Dear Mr. Gold:

Having recently married a vegetarian, I’m now suffering from serious beef withdrawals. Please recommend a restaurant that serves a satisfying beef carpaccio.

—Rosalee Hite, North Hills

Dear Ms. Hite:

You married a vegetarian? It must really be love. Anyway: Carpaccio, the raw-beef dish invented at Harry’s Bar in Venice and named after the Venetian painter Vittore Carpaccio, used to be on every good Italian menu in Los Angeles. Lately, most of the fashionable places seem to have moved over to fish carpaccio instead. (Swordfish, seemingly afflicted by every parasite in the sea, is not pretty when it comes in at the docks. You probably don’t want to chance it raw.) At the moment, watery beef carpaccio is an infallible sign of a mediocre Italian kitchen.

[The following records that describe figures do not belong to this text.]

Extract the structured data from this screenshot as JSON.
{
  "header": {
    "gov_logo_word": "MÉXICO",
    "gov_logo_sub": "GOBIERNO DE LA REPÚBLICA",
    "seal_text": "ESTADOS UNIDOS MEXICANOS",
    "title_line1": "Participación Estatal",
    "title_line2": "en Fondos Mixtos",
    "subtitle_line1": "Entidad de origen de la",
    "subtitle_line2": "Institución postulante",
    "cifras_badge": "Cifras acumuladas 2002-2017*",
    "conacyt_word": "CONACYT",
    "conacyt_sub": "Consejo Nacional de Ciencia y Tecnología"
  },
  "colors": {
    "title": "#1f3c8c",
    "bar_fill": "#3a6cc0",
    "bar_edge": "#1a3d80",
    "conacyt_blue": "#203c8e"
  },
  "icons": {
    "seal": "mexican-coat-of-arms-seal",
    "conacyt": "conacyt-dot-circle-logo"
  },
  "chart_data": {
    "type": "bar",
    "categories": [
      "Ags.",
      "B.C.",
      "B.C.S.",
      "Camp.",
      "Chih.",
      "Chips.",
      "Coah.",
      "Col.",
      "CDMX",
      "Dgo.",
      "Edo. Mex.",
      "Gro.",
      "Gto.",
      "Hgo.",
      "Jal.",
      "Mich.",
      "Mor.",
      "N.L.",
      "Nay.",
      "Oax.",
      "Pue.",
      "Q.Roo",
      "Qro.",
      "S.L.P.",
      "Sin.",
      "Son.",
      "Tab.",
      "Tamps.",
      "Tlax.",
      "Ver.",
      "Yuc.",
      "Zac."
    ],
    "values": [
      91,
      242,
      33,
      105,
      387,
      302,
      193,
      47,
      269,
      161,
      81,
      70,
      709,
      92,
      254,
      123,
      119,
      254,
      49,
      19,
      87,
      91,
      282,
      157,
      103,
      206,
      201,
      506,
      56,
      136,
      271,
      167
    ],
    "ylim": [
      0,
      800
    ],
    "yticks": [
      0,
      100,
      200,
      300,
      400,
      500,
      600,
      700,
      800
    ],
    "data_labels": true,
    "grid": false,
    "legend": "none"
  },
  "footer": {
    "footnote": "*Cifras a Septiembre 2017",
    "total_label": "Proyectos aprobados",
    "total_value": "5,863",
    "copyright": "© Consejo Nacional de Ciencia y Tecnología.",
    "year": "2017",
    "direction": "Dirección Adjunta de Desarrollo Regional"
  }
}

But the version at Drago in Santa Monica is quite good, if a little busy, tricked out with pears and truffle oil. (There are similar preparations at most of the other Drago family restaurants: Enoteca Drago, Celestino, Il Pastaio, etc.) I like the basic version at Madeo too. Ago is a little Hollywood for my tastes, but it is more or less a Tuscan-flavored steak house — you can count on the meat there — and if you don’t mind the paparazzi and the din, the carpaccio with shaved raw artichokes is first-rate.